An alternative is to organize and deliver investment options in a concise fashion by investor type, as shown in Figure 3 (p. 19).
Pay attention to compatibility
Not all retirement income products are designed to fit DC plans. Products designed for the individual market don't consider issues such as vesting or loans. Consequently, advisers should remind plan sponsors to review their plan documents and any retirement income product to ensure that they're compatible. Figure 4 highlights some factors to consider when adding a retirement income product to a plan.
Finally, an important issue for your plan sponsor clients and participants is cost. Are these products worth the additional associated fees?
Volumes of academic, financial and behavioral finance research have been published about retirement income products. One study by Ibbotson Associates, Inc. (see "Allocation to Deferred Variable Annuities with GMWB for Life," Journal of Financial Planning, February 2010), addressed the question, "Does the higher equity allocation before and during the drawdown phase - along with longevity risk and other factors - create enough value to balance the added cost of retirement income products?"

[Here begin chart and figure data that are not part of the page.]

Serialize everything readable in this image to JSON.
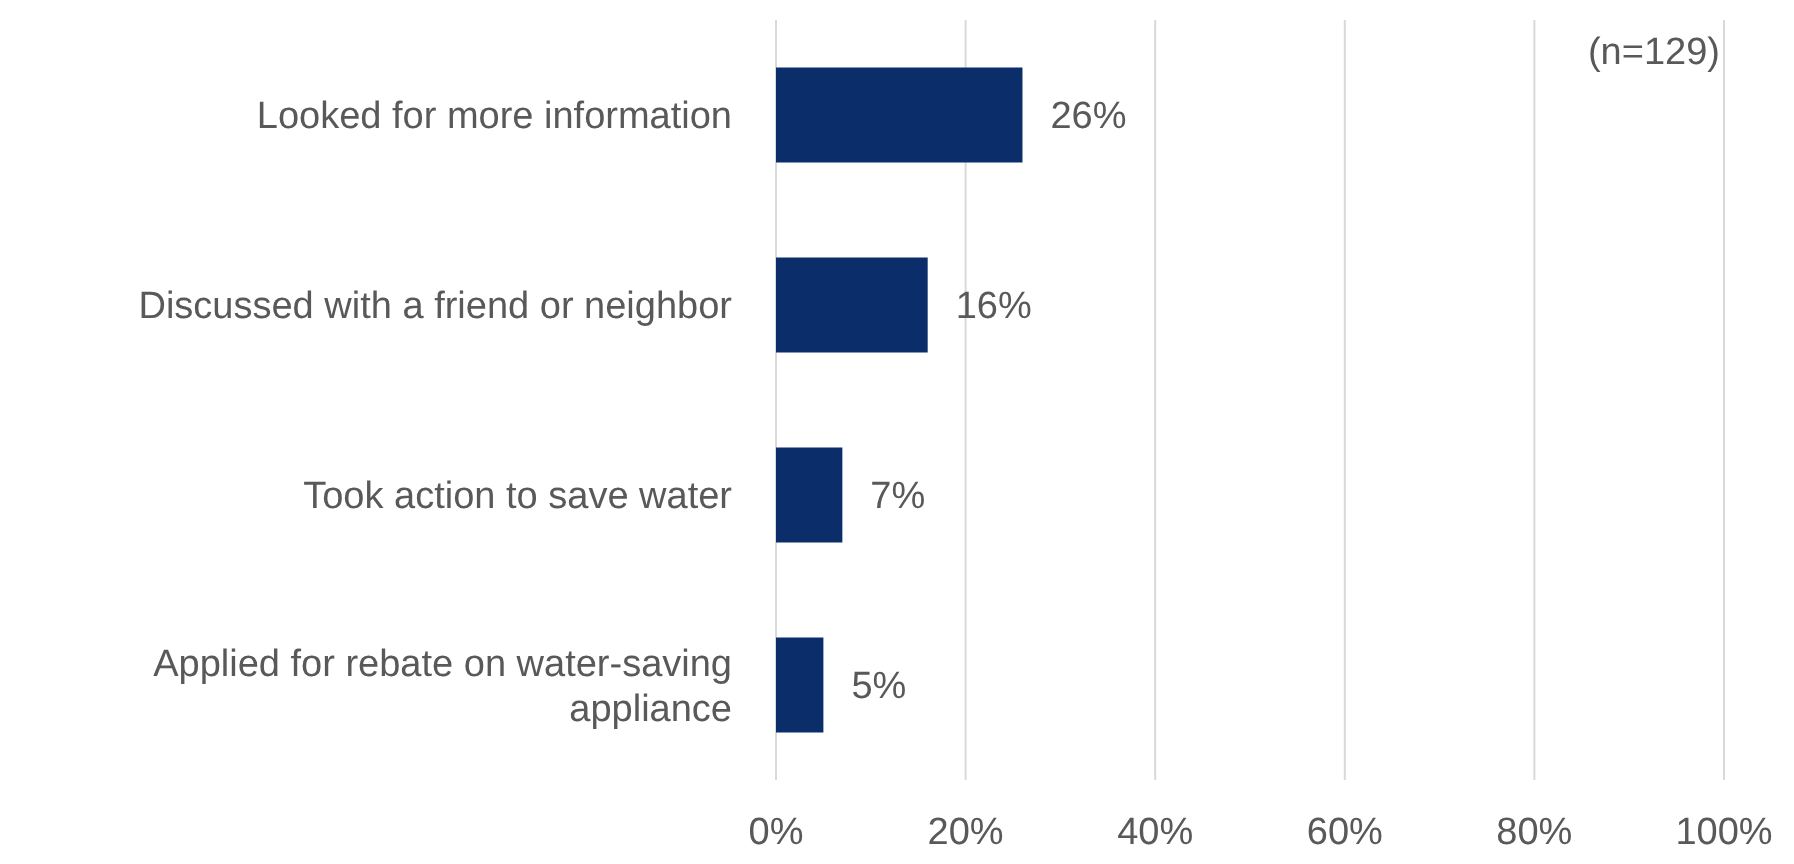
{
  "chart_data": {
    "type": "bar",
    "orientation": "horizontal",
    "categories": [
      "Looked for more information",
      "Discussed with a friend or neighbor",
      "Took action to save water",
      "Applied for rebate on water-saving appliance"
    ],
    "values": [
      26,
      16,
      7,
      5
    ],
    "color": "#0b2e6b",
    "value_labels": [
      "26%",
      "16%",
      "7%",
      "5%"
    ],
    "xlim": [
      0,
      100
    ],
    "xticks": [
      {
        "value": 0,
        "label": "0%"
      },
      {
        "value": 20,
        "label": "20%"
      },
      {
        "value": 40,
        "label": "40%"
      },
      {
        "value": 60,
        "label": "60%"
      },
      {
        "value": 80,
        "label": "80%"
      },
      {
        "value": 100,
        "label": "100%"
      }
    ],
    "grid": "x",
    "annotations": [
      "(n=129)"
    ]
  }
}
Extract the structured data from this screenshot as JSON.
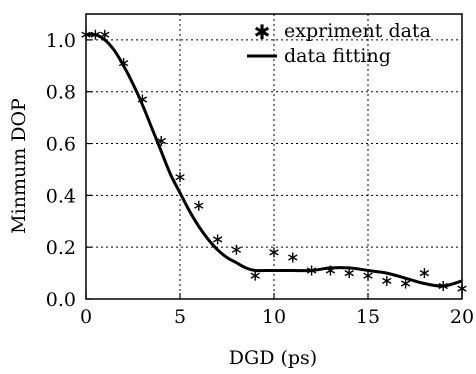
{
  "chart_data": {
    "type": "scatter",
    "xlabel": "DGD (ps)",
    "ylabel": "Minmum DOP",
    "xlim": [
      0,
      20
    ],
    "ylim": [
      0.0,
      1.1
    ],
    "xticks": [
      "0",
      "5",
      "10",
      "15",
      "20"
    ],
    "xtick_values": [
      0,
      5,
      10,
      15,
      20
    ],
    "yticks": [
      "0.0",
      "0.2",
      "0.4",
      "0.6",
      "0.8",
      "1.0"
    ],
    "ytick_values": [
      0.0,
      0.2,
      0.4,
      0.6,
      0.8,
      1.0
    ],
    "grid": true,
    "legend_position": "top-right",
    "series": [
      {
        "name": "expriment data",
        "kind": "markers",
        "marker": "asterisk",
        "x": [
          0,
          0.5,
          1,
          2,
          3,
          4,
          5,
          6,
          7,
          8,
          9,
          10,
          11,
          12,
          13,
          14,
          15,
          16,
          17,
          18,
          19,
          20
        ],
        "y": [
          1.02,
          1.02,
          1.02,
          0.91,
          0.77,
          0.61,
          0.47,
          0.36,
          0.23,
          0.19,
          0.09,
          0.18,
          0.16,
          0.11,
          0.11,
          0.1,
          0.09,
          0.07,
          0.06,
          0.1,
          0.05,
          0.04
        ]
      },
      {
        "name": "data fitting",
        "kind": "line",
        "x": [
          0,
          0.5,
          1,
          1.5,
          2,
          2.5,
          3,
          3.5,
          4,
          4.5,
          5,
          5.5,
          6,
          6.5,
          7,
          7.5,
          8,
          8.5,
          9,
          9.5,
          10,
          11,
          12,
          13,
          14,
          15,
          16,
          17,
          18,
          19,
          20
        ],
        "y": [
          1.02,
          1.02,
          1.0,
          0.96,
          0.9,
          0.83,
          0.75,
          0.66,
          0.57,
          0.48,
          0.41,
          0.34,
          0.28,
          0.23,
          0.19,
          0.16,
          0.14,
          0.12,
          0.11,
          0.11,
          0.11,
          0.11,
          0.11,
          0.12,
          0.12,
          0.11,
          0.1,
          0.08,
          0.06,
          0.05,
          0.07
        ]
      }
    ]
  }
}
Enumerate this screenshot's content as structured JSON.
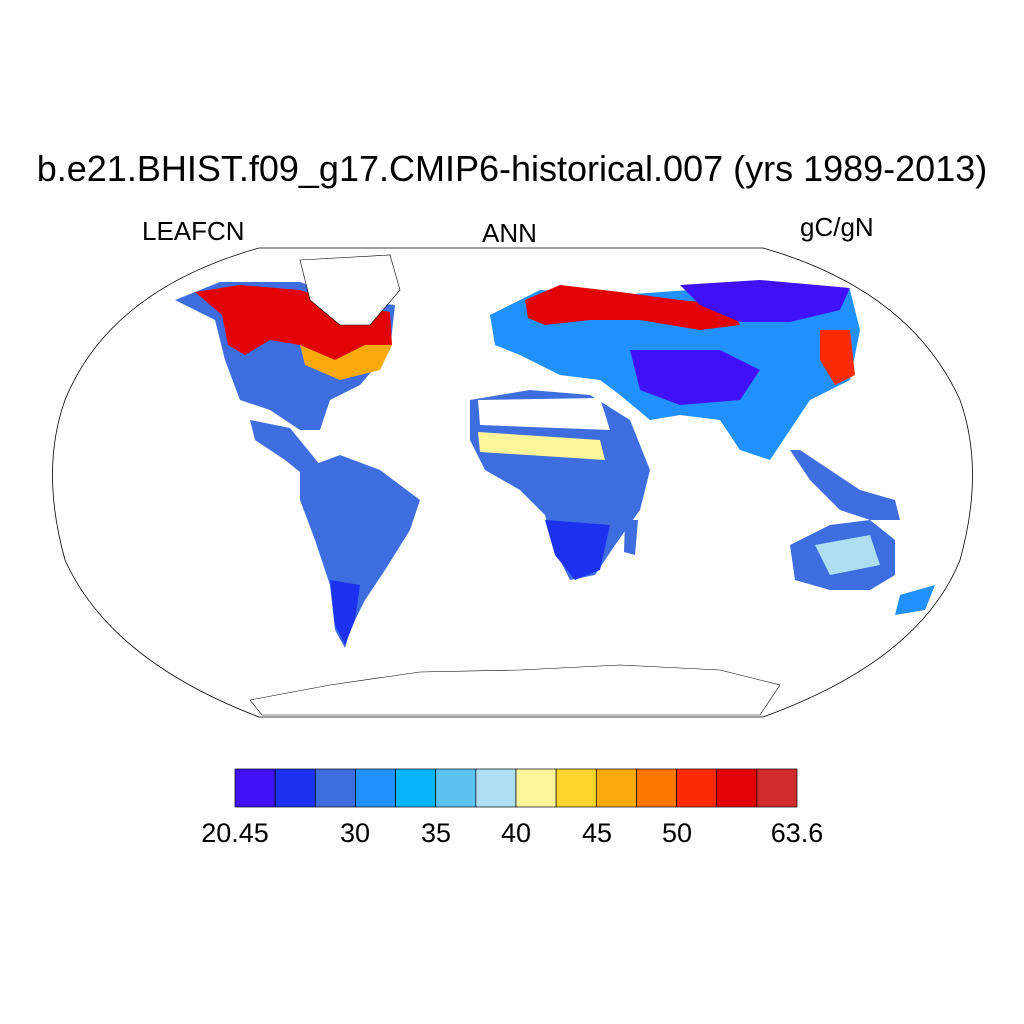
{
  "title": "b.e21.BHIST.f09_g17.CMIP6-historical.007 (yrs 1989-2013)",
  "left_string": "LEAFCN",
  "center_string": "ANN",
  "right_string": "gC/gN",
  "projection": "Robinson",
  "colorbar": {
    "orientation": "horizontal",
    "colors": [
      "#4011f6",
      "#1c32f0",
      "#3e6de0",
      "#2191ff",
      "#05b4fa",
      "#5cc2f2",
      "#aedef2",
      "#fff699",
      "#fcd62c",
      "#fbaa0b",
      "#fd7600",
      "#fd2b03",
      "#e20201",
      "#d22b2b"
    ],
    "labels": [
      {
        "text": "20.45",
        "index": 0
      },
      {
        "text": "30",
        "index": 2
      },
      {
        "text": "35",
        "index": 3
      },
      {
        "text": "40",
        "index": 4
      },
      {
        "text": "45",
        "index": 5
      },
      {
        "text": "50",
        "index": 6
      },
      {
        "text": "63.6",
        "index": 7
      }
    ]
  },
  "chart_data": {
    "type": "heatmap",
    "title": "b.e21.BHIST.f09_g17.CMIP6-historical.007 (yrs 1989-2013)",
    "variable": "LEAFCN",
    "season": "ANN",
    "units": "gC/gN",
    "value_range": [
      20.45,
      63.6
    ],
    "regions": [
      {
        "name": "boreal North America",
        "value_class": "high (50-63.6)"
      },
      {
        "name": "northern Europe / western Russia",
        "value_class": "high (50-63.6)"
      },
      {
        "name": "eastern Siberia",
        "value_class": "low (20.45-30)"
      },
      {
        "name": "Sahel",
        "value_class": "mid (40-45)"
      },
      {
        "name": "Amazon",
        "value_class": "low (30-35)"
      },
      {
        "name": "southern Africa",
        "value_class": "low (20.45-30)"
      },
      {
        "name": "central Australia",
        "value_class": "mid (35-40)"
      }
    ]
  }
}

For purposes of the study, Ibbotson assumed GLWB fees were 1.5% higher than the average mutual fund portfolio. This is much higher than most products in the DC space. Then it ran more than 5,000 sophisticated simulations.
The analysis by Ibbotson concluded that retirement income products:
* provide protection against market and longevity risks
* allow participants to have higher equity allocations before and during their drawdown phase
The study also concluded that, while retirement income products tend to cost a little more than traditional mutual funds, they also provide potentially higher annual income and total wealth.
Nelson is the president of Great-West Retirement Services.